An anonymous reader writes "Red Hat has already been using the Nouveau X.Org driver in Fedora for providing display and 2D support, but with their next release (Fedora 13) they will be making open-source 3D acceleration readily available to those using Nvidia graphics cards. Red Hat has packaged the Nouveau 3D driver in Fedora 13 and what makes it interesting — besides being an open source 3D driver that was written by the community by reverse engineering Nvidia's closed-source driver — is that it's one of the first drivers to use the Gallium3D driver interface.
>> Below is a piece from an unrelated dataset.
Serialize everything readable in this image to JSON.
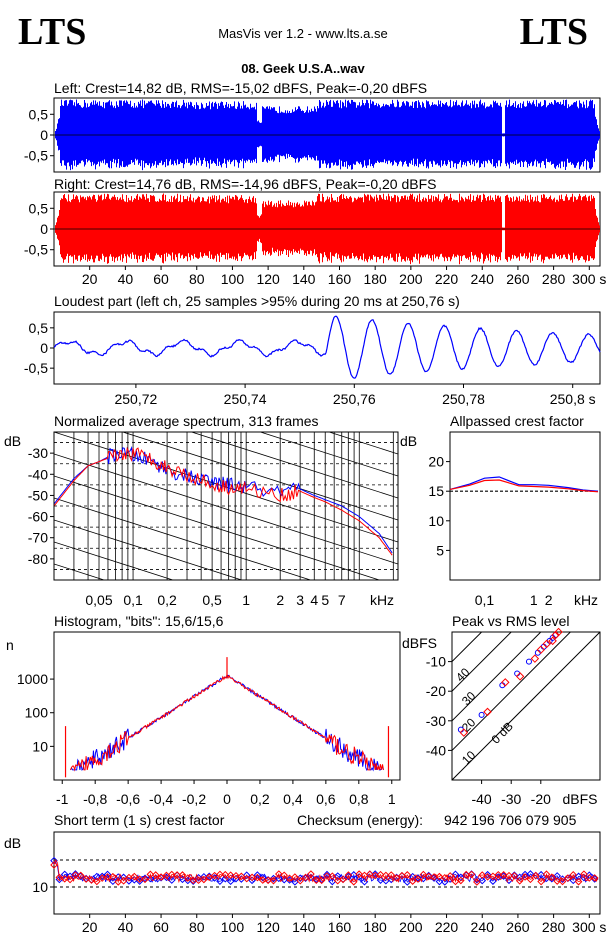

Phoronix has tested out this Gallium3D driver for Nvidia GPUs in a Fedora 13 daily build and found it to run with a variety of OpenGL games, with benchmarks being included that compare it to Nvidia's official driver. The performance is far from being on the same stage as Nvidia's official Unix driver."

3 of 160 comments (clear)

  1. Quick Questions by Monkeedude1212 · · Score: 4, Interesting

    Suppose I wanted to get into writing drivers -

    1) What are the things I'd need to know? Languages, Theory, Techniques

    2) What are the things I'd require? Testing environment, IDE if applicable, Development kits, etc

    3) Any Reading material? A beginners guide, reference material, that kind of stuff.

    1. Re:Quick Questions by MostAwesomeDude · · Score: 4, Interesting

      1) C. You should also be familiar with compiler theory, data structures, bus layouts, and all the various arcane weirdness around arches, especially x86.

      2) Nothing special. Most of the programs we use for testing are games, since they have the best stress tests and because we target real use-cases. The exception is piglit, which is a conformance test.

      3) The code. AMD and Intel have released some docs, but frankly, you will need to read the code.

      Good luck. This is tough stuff.

      --
      ~ C.
  2. I think he'd prefer the binary nVidia driver by Sycraft-fu · · Score: 4, Interesting

    Remember that not everyone has an "OSS at any cost!" mentality. Some people use Linux for pragmatic reasons, not for ideological ones.